Measurement Instrument

We are making measurements using a new portable on-board emission measurement system, the "OEM-2100", from Clean Air Technologies International, Inc.  The OEM-2100 system can be installed in a matter of approximately 15 minutes on most motor vehicles.  It interfaces with the vehicle in three ways:  (1) it obtains power from the cigarette lighter; (2) it obtains engine data from an on-board diagnostic link found on most vehicles manufactured since the early 1990s; and (3) it obtains a small sample of engine exhaust using a sampling probe.  The device simultaneously records engine data and measures the concentration of several gases in the vehicle exhaust, including carbon monoxide, hydrocarbons, nitric oxide, carbon dioxide, and oxygen.  The instrument reports engine and emissions data every second and the data are retrieved for later analysis.

Figure 1.  Graduate students Nassir Uddin and Alper Unal
examine and operate the portable on-board emissions
measurement device installed in a Toyota Camry with
manual 5 speed transmission.
 
 


Figure 2.  View of the On-Board Emissions Measurement System
installed in a Toyota Camry, with the engine data link shown in
the lower left corner of the photo.


Figure 3.  View of the tailpipe exhaust probe.

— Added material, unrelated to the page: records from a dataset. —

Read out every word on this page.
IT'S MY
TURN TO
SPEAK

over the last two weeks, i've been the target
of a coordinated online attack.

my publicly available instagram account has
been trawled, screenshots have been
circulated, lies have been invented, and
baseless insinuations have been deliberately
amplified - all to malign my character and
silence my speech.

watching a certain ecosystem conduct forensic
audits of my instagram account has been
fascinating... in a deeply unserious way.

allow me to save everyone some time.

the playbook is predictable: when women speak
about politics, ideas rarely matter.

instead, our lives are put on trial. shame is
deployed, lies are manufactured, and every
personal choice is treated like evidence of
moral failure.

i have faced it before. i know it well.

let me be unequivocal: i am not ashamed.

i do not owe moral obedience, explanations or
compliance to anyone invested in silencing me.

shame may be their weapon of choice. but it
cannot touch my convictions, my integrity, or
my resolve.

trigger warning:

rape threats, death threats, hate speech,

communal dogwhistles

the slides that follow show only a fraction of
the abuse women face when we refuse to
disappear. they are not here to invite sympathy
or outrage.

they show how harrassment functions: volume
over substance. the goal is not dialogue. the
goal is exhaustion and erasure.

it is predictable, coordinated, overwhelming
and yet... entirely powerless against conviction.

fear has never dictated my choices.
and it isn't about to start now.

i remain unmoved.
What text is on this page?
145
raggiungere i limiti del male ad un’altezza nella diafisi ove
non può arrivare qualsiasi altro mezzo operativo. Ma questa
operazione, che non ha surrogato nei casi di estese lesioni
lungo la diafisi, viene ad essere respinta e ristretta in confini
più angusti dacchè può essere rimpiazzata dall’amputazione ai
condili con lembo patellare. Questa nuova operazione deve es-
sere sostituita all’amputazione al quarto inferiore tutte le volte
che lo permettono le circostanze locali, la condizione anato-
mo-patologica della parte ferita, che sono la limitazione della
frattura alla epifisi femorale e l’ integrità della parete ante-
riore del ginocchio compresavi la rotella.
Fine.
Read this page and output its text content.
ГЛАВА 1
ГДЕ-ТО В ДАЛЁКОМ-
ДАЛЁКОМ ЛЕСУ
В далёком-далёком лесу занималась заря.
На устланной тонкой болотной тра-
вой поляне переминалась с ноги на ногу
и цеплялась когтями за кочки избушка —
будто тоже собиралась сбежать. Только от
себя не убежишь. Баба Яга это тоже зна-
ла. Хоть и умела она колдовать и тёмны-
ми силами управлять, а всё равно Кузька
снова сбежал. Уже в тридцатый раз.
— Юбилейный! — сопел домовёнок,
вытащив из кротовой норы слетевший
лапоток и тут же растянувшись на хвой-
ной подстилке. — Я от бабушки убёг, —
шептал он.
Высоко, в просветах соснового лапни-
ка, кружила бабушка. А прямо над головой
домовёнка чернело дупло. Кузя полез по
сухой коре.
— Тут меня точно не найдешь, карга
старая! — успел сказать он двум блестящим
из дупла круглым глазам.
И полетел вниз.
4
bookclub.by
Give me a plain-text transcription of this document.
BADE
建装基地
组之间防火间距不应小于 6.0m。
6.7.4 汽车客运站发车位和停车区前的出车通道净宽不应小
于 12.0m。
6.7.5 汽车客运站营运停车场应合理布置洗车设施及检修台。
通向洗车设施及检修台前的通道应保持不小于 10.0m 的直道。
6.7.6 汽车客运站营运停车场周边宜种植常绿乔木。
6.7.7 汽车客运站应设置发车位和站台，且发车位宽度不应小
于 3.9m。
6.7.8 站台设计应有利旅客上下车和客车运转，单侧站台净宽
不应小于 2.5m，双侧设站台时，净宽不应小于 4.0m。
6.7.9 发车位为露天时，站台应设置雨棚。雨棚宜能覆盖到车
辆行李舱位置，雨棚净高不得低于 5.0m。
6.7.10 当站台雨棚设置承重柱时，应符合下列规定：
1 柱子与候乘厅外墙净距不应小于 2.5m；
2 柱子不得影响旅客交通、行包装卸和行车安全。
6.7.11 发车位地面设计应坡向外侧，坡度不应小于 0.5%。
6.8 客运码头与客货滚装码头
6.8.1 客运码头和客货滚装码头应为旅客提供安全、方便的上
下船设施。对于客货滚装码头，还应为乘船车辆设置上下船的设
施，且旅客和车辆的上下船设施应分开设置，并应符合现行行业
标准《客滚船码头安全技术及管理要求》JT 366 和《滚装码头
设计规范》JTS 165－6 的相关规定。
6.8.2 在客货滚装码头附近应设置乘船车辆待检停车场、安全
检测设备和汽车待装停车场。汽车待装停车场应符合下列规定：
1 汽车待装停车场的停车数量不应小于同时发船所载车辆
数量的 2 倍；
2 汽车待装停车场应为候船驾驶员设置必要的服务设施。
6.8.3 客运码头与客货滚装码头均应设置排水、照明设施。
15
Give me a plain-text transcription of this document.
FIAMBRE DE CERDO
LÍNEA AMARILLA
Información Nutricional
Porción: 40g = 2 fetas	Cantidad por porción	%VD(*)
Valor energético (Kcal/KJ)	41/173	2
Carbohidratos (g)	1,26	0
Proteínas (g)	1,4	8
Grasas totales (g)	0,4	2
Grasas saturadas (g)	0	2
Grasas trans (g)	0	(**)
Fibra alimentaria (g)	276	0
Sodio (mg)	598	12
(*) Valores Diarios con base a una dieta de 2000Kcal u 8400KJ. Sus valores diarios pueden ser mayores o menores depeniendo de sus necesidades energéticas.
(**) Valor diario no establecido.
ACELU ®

Figure 4.  The On-Board Emissions Measurement system draws
power from a cigarette ligher or other power outlet, as shown
here.


Figure 5.  A view of a fully instrumented car.  All that is apparent
from the exterior is the sampling hose and the information sign.
The sampling hose is easily secured to the car using clamps.
In this case, the hose is clamped to the license plate and radio
antenna, and is routed through the rear passenger window to
the instrument.


Figure 6.  Emission measurements are obtained during
actual driving, as shown here for a passenger van


Figure 7.  Collecting data from a passenger van
(white vehicle, center lane) while
driving on the Raleigh Beltline .

A distinguishing feature of this study is that we are focusing on collection of data under actual driving conditions.  This is in contrast to most vehicle emissions studies, which have focused on laboratory measurements under simulated driving conditions.  Our laboratory is the open road, and we collect data out in the real world.  We face the same traffic conditions as everyone else, including variations in traffic congestion, the effect of construction sites and delays due to accidents, variation in weather conditions (e.g., extreme heat of a very hot dry summer here in North Carolina), etc.